Так проходит пара часов, рука уже плохо слушается, и не все буквицы выводятся так, как им положено. Видя это, отец прекращает диктовку, и мы с ним направились к порубу, где сейчас находились пьяные буяны.
Местная тюрьма рядом. Входим внутрь. На полу сидят уже немного протрезвевшие питухи, десятка полтора мужиков, самого разного возраста и достатка. В основном, конечно, все они полная рвань, которая пропилась до последней степени, но есть и такие, кто выглядит вполне прилично.
Кондрат быстро нашел того, кто предлагал его изрубить, дал знак своим казакам и те подтянули рябого питуха поближе.
- Ты кто таков? - спросил его батя, возвышаясь над дерзким пьянчужкой.
- Дык, это, - угодливо залебезил тот, - Алексашка Горбач, беглый холоп бояр Апраксиных. Прибежал на Дон волю искать, да загулял немного. Извиняй, атаман-батюшка, не признал тебя, милостивец.
- Как давно на Дону?
- Четвертую неделю только.
- Почему сразу в войско не записался?
- Я об этом узнал, только когда Максимова казнили.
- Оружие, где добыл?
- Дворянчика со слугами, под Воронежем подрезали, вот и разжились огненным боем да сабельками.
- Кто с тобой был, друзья тебе?
- Вместе бежали.
- Если вас отпустим, что сделаете?
- Сразу в войско запишемся. Слышали, что за городом атаман Павлов пеший полк формирует, так мы сразу к нему.
- Следующего давайте, - кивнул атаман казакам.
Вопросы всем пьянчужкам Кондрат задавал одни и те же, и ответы были стандартными. Пришел за волей, загулял, отпустите, буду воевать. Тем временем, пока шел этот не то допрос, не то опрос, из разных кабаков города привели еще человек двадцать. Эти от алкоголя еще не отошли, от них шел злой сивушный перегар и, посмотрев на лица тех, кто уже протрезвел, и говорил с Булавиным, я увидел, что глаза их поблескивают, а носы жадно принюхиваются к перегару. Нет, таких людей (а может быть, скотов, потерявших все человеческое) исправить сложно, скорее всего, даже невозможно.
- Пойдем Никифор, - на плечо мне опустилась рука отца, который уже узнал все, что хотел.
Вышли на площадь, вдохнули полной грудью чистый воздух и батя спросил:
- Что думаешь, насчет этой голытьбы?
Серьезный вопрос, просто так на него и не ответишь. Но при этом мне вспомнился слоган, который Богданов слышал в далеком детстве: "Мы на горе всем буржуям - мировой пожар раздуем!". Как ни посмотри на ситуацию, а нам такие раздуватели пожаров, которые кроме как бухать и на дармовщинку разговляться ничего не умеют, не нужны. Ответил, как думал:
- Они воевать не станут, только если из-под палки. Рабы.
- Ты уверен?
- Да. А чтобы сомнений не было, сам этих питухов проверь. Выпусти их завтра из поруба, и пусть лоскутовцы за ними присмотрят. Сейчас в порубе тридцать пять человек, и если хотя бы пятеро из них до Павлова дойдут, то это и много.

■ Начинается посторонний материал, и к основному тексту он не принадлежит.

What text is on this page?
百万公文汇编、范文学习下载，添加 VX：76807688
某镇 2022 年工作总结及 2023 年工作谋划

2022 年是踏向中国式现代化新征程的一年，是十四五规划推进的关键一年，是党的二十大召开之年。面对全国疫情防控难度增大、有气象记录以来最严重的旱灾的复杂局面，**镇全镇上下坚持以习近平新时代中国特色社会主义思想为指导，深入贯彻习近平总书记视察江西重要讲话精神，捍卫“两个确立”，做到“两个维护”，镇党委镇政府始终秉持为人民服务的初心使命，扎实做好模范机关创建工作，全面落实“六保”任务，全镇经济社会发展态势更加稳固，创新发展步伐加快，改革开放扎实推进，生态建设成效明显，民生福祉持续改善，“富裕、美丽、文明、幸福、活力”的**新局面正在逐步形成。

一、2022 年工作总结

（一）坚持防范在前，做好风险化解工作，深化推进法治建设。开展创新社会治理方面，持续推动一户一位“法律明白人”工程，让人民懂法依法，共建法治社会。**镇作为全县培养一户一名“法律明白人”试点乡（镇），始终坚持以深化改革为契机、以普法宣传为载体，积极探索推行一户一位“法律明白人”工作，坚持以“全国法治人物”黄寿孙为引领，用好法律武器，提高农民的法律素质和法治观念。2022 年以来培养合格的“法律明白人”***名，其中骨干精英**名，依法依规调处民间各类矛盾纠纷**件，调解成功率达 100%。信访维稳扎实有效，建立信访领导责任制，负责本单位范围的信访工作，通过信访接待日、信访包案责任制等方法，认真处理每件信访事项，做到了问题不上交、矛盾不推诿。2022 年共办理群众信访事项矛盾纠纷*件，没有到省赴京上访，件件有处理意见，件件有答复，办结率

- А с остальными что будет?
- Кабаки закроют, значит, по окрестным городкам и станицам разойдутся. Будут пить, пока последнее не пропьют, потом воровать и грабить станут, и им без разницы, у кого и что тянуть. Но самое плохое, что они могут собраться в отряды и начнут требовать раздела войсковой казны.
Отец нахмурился, зло ощерился, как дикий зверь, но быстро себя унял и сказал:
- Ладно, иди к Лоскуту, может быть, еще тебе какую работу найдет, а мне одному побыть нужно, подумать, да со священниками нашими, - Кондрат кивнул на церковь, - не договорил, а надо бы.
Россия. Воронеж. 26.09-04.10.1707.
Воронежского воеводу Степана Андреевича Колычева, пожилого грузного человека в мешковатом темном сюртуке, нелепых белых панталонах и растрепавшемся парике, терзали сомнения. С Дона поступали слишком противоречивые вести, много прознатчиков и торговых людей к нему приходило каждый день, но все они говорили о разном, и кому верить он не знал.
Три дня назад прибежал козловский житель Гур Лычагин и поведал, что отряд князя Юрия Долгорукого полностью истреблен на Дону. Вслед за ним появились шпионы князя Волконского Дементий Сушков и Тимофей Кусов. Они доложили, что слышали, будто отряд Долгорукого разбит, но про смерть князя ничего не знают. А вчера вернулся с Дона воронежский посадский человек Иван Сахаров, ведущий торговлю в Черкасске со своими сродственниками казаками, и донес, что полковник жив и пребывает израненный с пятью драгунами на дальнем хуторе неподалеку от Калача. В доказательство Сахаров предоставил воеводе письмо с княжеской печатью. И в этом письме Долгорукий просил спешно выслать ему на помощь солдат и драгун, поскольку есть возможность совместно с атаманом Максимовым задавить восстание в зародыше.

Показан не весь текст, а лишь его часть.